Das ist der Auftrag. Aber wir haben dieses Mal vier Varianten parallel vorangetrieben. Wir legen zwar nur eine davon der Regierung vor, doch es ist letztlich bloss eine Empfehlung. Der Kanton als Eigner entscheidet und kann auch noch Anpassungen vornehmen.

Was war die Vorgabe des Kantons?

Das Kantonsspital Baselland soll eine Antwort auf das Fusions-Nein erarbeiten und damit die Versorgung der Patienten unseres Einzugsgebietes gewährleisten. Gleichzeitig soll das KSBL finanziell auf stabile Beine gestellt werden. Die Frage ist grundsätzlich, wo im Baselbiet es welche Angebote braucht – und nicht nur, was wir an den bestehenden Standorten anbieten wollen.

Schon im Abstimmungskampf hiess es, dass das KSBL in der heutigen Form nicht überleben kann. Oberflächliche Strukturkosmetik genügt also nicht ...

Etwas sage ich: Der Verwaltungsrat scheut sich nicht vor unpopulären Entscheiden.
Das heisst, Sie schlagen die Schliessung von ganzen Standorten vor?

Ich darf inhaltlich nicht ins Detail gehen, aber es steht fest, dass wir nicht mehr überall alles anbieten können. Unter den Varianten, die wir ausgearbeitet haben, sind auch welche, die mit weniger Standorten planen.

Welcher Standort ist am ehesten bedroht? Liestal, Bruderholz oder Laufen?

Dazu will ich mich nicht äussern, aber wir haben die Schliessung von einem, zwei oder allen drei Standorten diskutiert.

Dann beinhaltet ein Szenario also auch einen kompletten Neuanfang?

Eine unserer Varianten schlägt einen Neubau auf grüner Wiese vor, der alle Dienstleistungen beinhaltet, die das KSBL braucht. Das wäre aus unserer Sicht am attraktivsten, da es am einfachsten wäre, ein «Spital der Zukunft» zu gestalten, anstatt um die bestehenden Gegebenheiten herum zu planen. Wir wurden explizit dazu angehalten, in alle Richtungen zu denken.

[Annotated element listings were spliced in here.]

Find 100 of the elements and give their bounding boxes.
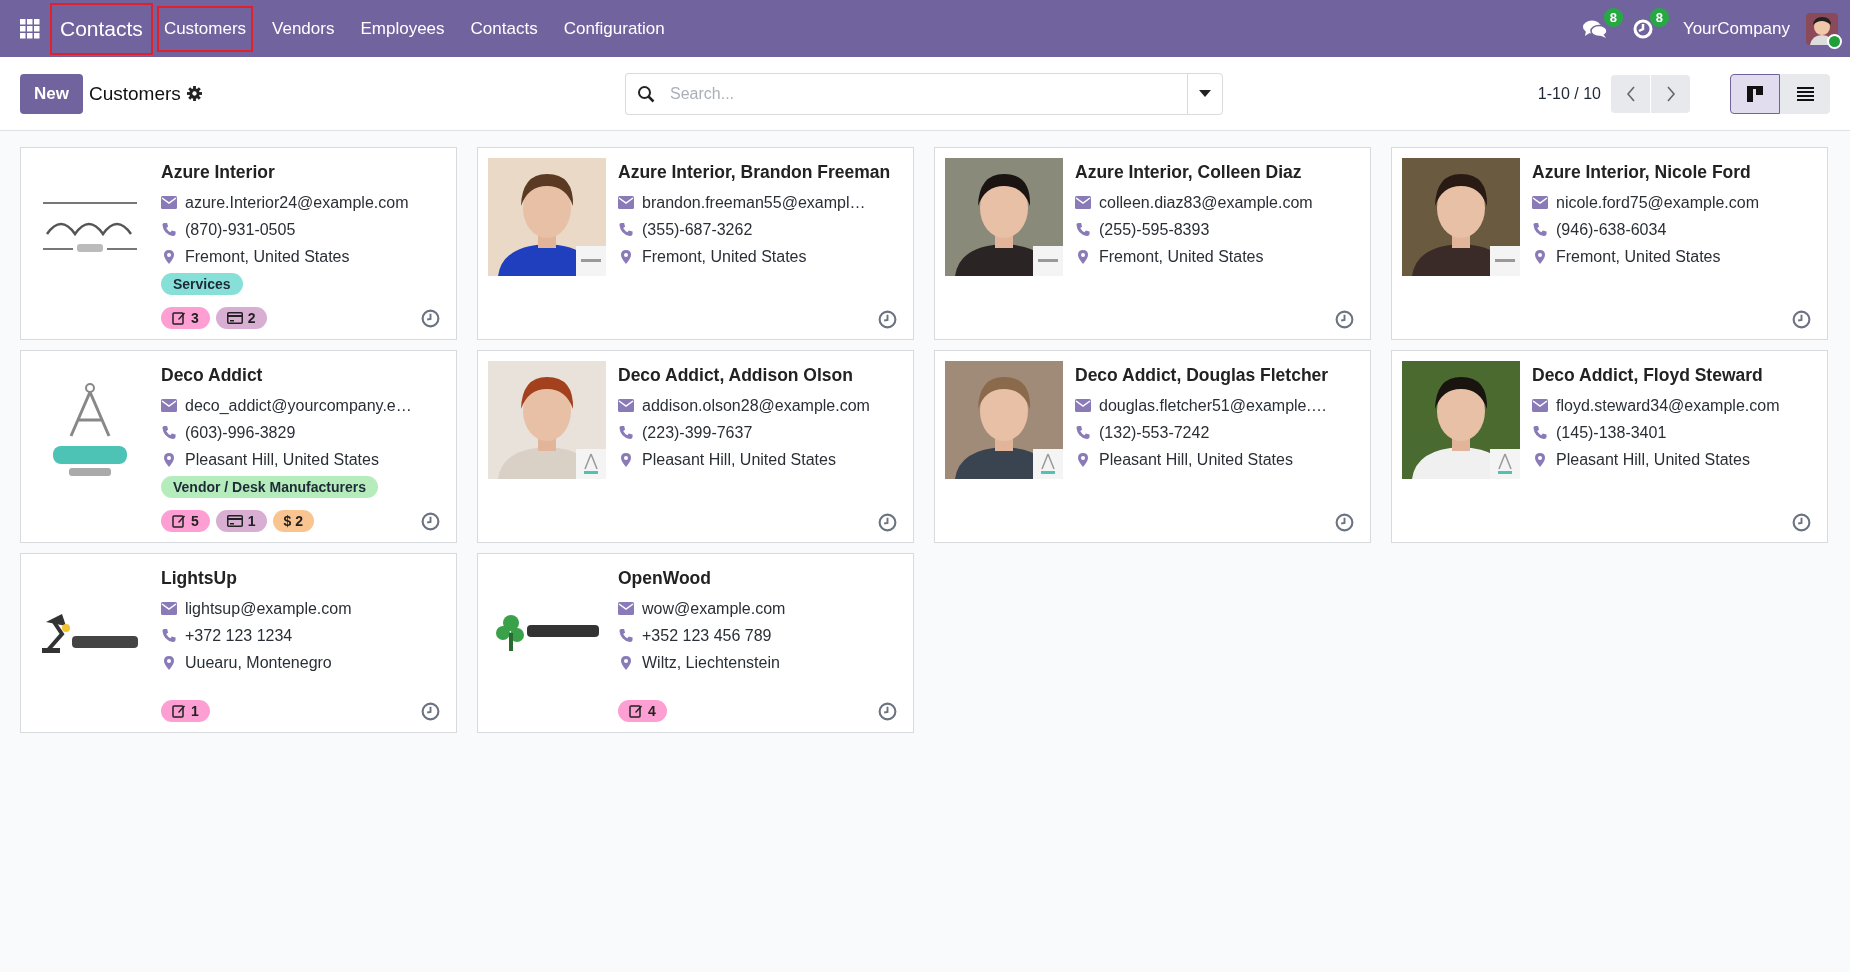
credit-card-icon [226, 515, 243, 527]
search-field[interactable]: Search... [625, 72, 1187, 115]
menu-item[interactable]: Customers [156, 5, 254, 52]
menu-item[interactable]: Vendors [265, 5, 342, 52]
envelope-icon [1532, 196, 1548, 209]
address-text: Fremont, United States [642, 247, 807, 267]
address-text: Fremont, United States [1556, 247, 1721, 267]
email-text: colleen.diaz83@example.com [1099, 193, 1313, 213]
email-text: douglas.fletcher51@example.… [1099, 396, 1327, 416]
phone-icon [161, 628, 177, 643]
address-text: Pleasant Hill, United States [185, 450, 379, 470]
chevron-right-icon [1665, 85, 1676, 102]
map-marker-icon [1075, 248, 1091, 265]
envelope-icon [161, 196, 177, 209]
email-text: brandon.freeman55@exampl… [642, 193, 866, 213]
activity-counter[interactable]: 1 [161, 700, 210, 722]
activity-counter[interactable]: 2 [215, 307, 267, 329]
envelope-icon [1075, 399, 1091, 412]
contact-card[interactable]: Deco Addict, Addison Olson addison.olson28@example.com (223)-399-7637 Pleasant Hill, United States [477, 350, 914, 543]
address-text: Pleasant Hill, United States [1556, 450, 1750, 470]
clock-icon[interactable] [1335, 310, 1354, 329]
email-text: azure.Interior24@example.com [185, 193, 409, 213]
edit-icon [172, 514, 186, 528]
address-text: Pleasant Hill, United States [642, 450, 836, 470]
notification-badge: 8 [1603, 7, 1623, 27]
credit-card-icon [226, 312, 243, 324]
contact-name: LightsUp [161, 567, 238, 590]
phone-text: (946)-638-6034 [1556, 220, 1667, 240]
clock-icon[interactable] [878, 701, 897, 721]
pager-value[interactable]: 1-10 / 10 [1537, 84, 1601, 103]
contact-card[interactable]: Azure Interior, Brandon Freeman brandon.freeman55@exampl… (355)-687-3262 Fremont, United States [477, 147, 914, 340]
contact-card[interactable]: Azure Interior, Nicole Ford nicole.ford75@example.com (946)-638-6034 Fremont, United States [1391, 147, 1828, 340]
edit-icon [629, 704, 643, 718]
activity-counter[interactable]: $ 2 [272, 510, 315, 532]
activity-counter[interactable]: 5 [161, 510, 210, 532]
activity-counter[interactable]: 1 [215, 510, 267, 532]
address-text: Fremont, United States [185, 247, 350, 267]
edit-icon [172, 704, 186, 718]
contact-name: Azure Interior, Nicole Ford [1532, 161, 1752, 184]
contact-card[interactable]: Deco Addict, Floyd Steward floyd.steward34@example.com (145)-138-3401 Pleasant Hill, United States [1391, 350, 1828, 543]
contact-card[interactable]: OpenWood wow@example.com +352 123 456 789 Wiltz, Liechtenstein 4 [477, 553, 914, 733]
kanban-icon [1747, 85, 1763, 102]
app-grid-icon[interactable] [20, 18, 40, 39]
new-button[interactable]: New [20, 73, 83, 114]
email-text: lightsup@example.com [185, 599, 352, 619]
contact-name: OpenWood [618, 567, 712, 590]
chat-icon[interactable] [1582, 18, 1607, 39]
address-text: Wiltz, Liechtenstein [642, 653, 780, 673]
phone-text: (603)-996-3829 [185, 423, 296, 443]
contact-name: Deco Addict, Addison Olson [618, 364, 854, 387]
menu-item[interactable]: Employees [353, 5, 452, 52]
company-name[interactable]: YourCompany [1682, 18, 1790, 39]
list-view-button[interactable] [1780, 73, 1830, 114]
clock-icon[interactable] [421, 308, 440, 328]
tag: Services [161, 273, 243, 295]
phone-icon [161, 425, 177, 440]
app-name[interactable]: Contacts [50, 2, 153, 55]
chevron-left-icon [1625, 85, 1636, 102]
phone-icon [1075, 425, 1091, 440]
activity-counter[interactable]: 3 [161, 307, 210, 329]
gear-icon[interactable] [186, 86, 202, 101]
contact-card[interactable]: LightsUp lightsup@example.com +372 123 1234 Uuearu, Montenegro 1 [20, 553, 457, 733]
contact-card[interactable]: Deco Addict deco_addict@yourcompany.e… (603)-996-3829 Pleasant Hill, United States Vendor / Desk Manufacturers 5 1 $ 2 [20, 350, 457, 543]
clock-icon[interactable] [878, 513, 897, 532]
kanban-view-button[interactable] [1730, 73, 1780, 114]
activity-counter[interactable]: 4 [618, 700, 667, 722]
envelope-icon [618, 399, 634, 412]
map-marker-icon [1075, 451, 1091, 468]
clock-icon[interactable] [878, 310, 897, 329]
clock-icon[interactable] [421, 511, 440, 531]
clock-icon[interactable] [1792, 310, 1811, 329]
clock-icon[interactable] [1335, 513, 1354, 532]
phone-text: (145)-138-3401 [1556, 423, 1667, 443]
phone-text: +372 123 1234 [185, 626, 293, 646]
phone-text: (223)-399-7637 [642, 423, 753, 443]
address-text: Pleasant Hill, United States [1099, 450, 1293, 470]
map-marker-icon [1532, 451, 1548, 468]
contact-card[interactable]: Azure Interior, Colleen Diaz colleen.diaz83@example.com (255)-595-8393 Fremont, United States [934, 147, 1371, 340]
envelope-icon [1532, 399, 1548, 412]
clock-icon[interactable] [421, 701, 440, 721]
edit-icon [172, 311, 186, 325]
clock-icon[interactable] [1792, 513, 1811, 532]
contact-card[interactable]: Azure Interior azure.Interior24@example.com (870)-931-0505 Fremont, United States Services 3 2 [20, 147, 457, 340]
email-text: deco_addict@yourcompany.e… [185, 396, 412, 416]
menu-item[interactable]: Configuration [556, 5, 672, 52]
envelope-icon [618, 196, 634, 209]
phone-text: +352 123 456 789 [642, 626, 772, 646]
contact-name: Azure Interior [161, 161, 276, 184]
search-options-button[interactable] [1187, 72, 1223, 115]
phone-text: (132)-553-7242 [1099, 423, 1210, 443]
map-marker-icon [161, 248, 177, 265]
phone-icon [618, 425, 634, 440]
menu-item[interactable]: Contacts [463, 5, 545, 52]
contact-name: Deco Addict [161, 364, 264, 387]
phone-icon [1532, 425, 1548, 440]
phone-icon [1532, 222, 1548, 237]
map-marker-icon [161, 451, 177, 468]
contact-card[interactable]: Deco Addict, Douglas Fletcher douglas.fletcher51@example.… (132)-553-7242 Pleasant Hill, United States [934, 350, 1371, 543]
envelope-icon [1075, 196, 1091, 209]
map-marker-icon [1532, 248, 1548, 265]
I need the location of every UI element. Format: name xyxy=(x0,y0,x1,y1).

Müssen Sie denn nicht etwas vorschlagen, das auch politisch umsetzbar ist?

Wir entscheiden unternehmerisch, wie das KSBL in Zukunft erfolgreich sein kann. Aus staatspolitischer oder versorgungsrelevanter Sicht können andere Varianten vorteilhafter sein. Im Moment haben wir – und auch das Kader – klare Präferenzen. In den Wochen bis zum Abgabetermin müssen wir nun alle Varianten durchrechnen, ob sie auch finanziell tragbar sind.

Was können Sie sonst noch zu den Varianten sagen?

Wir haben auch in die andere Richtung Überlegungen gemacht: Braucht es für eine optimale Versorgung vielleicht sogar zusätzliche Standorte? Hier sprechen wir aber nicht von einem neuen Grundversorgerspital, sondern eher von nicht-stationären Angeboten. Zum jetzigen Zeitpunkt kann und will ich gar nichts ausschliessen. Am Ende ist es am Eigner, zu entscheiden.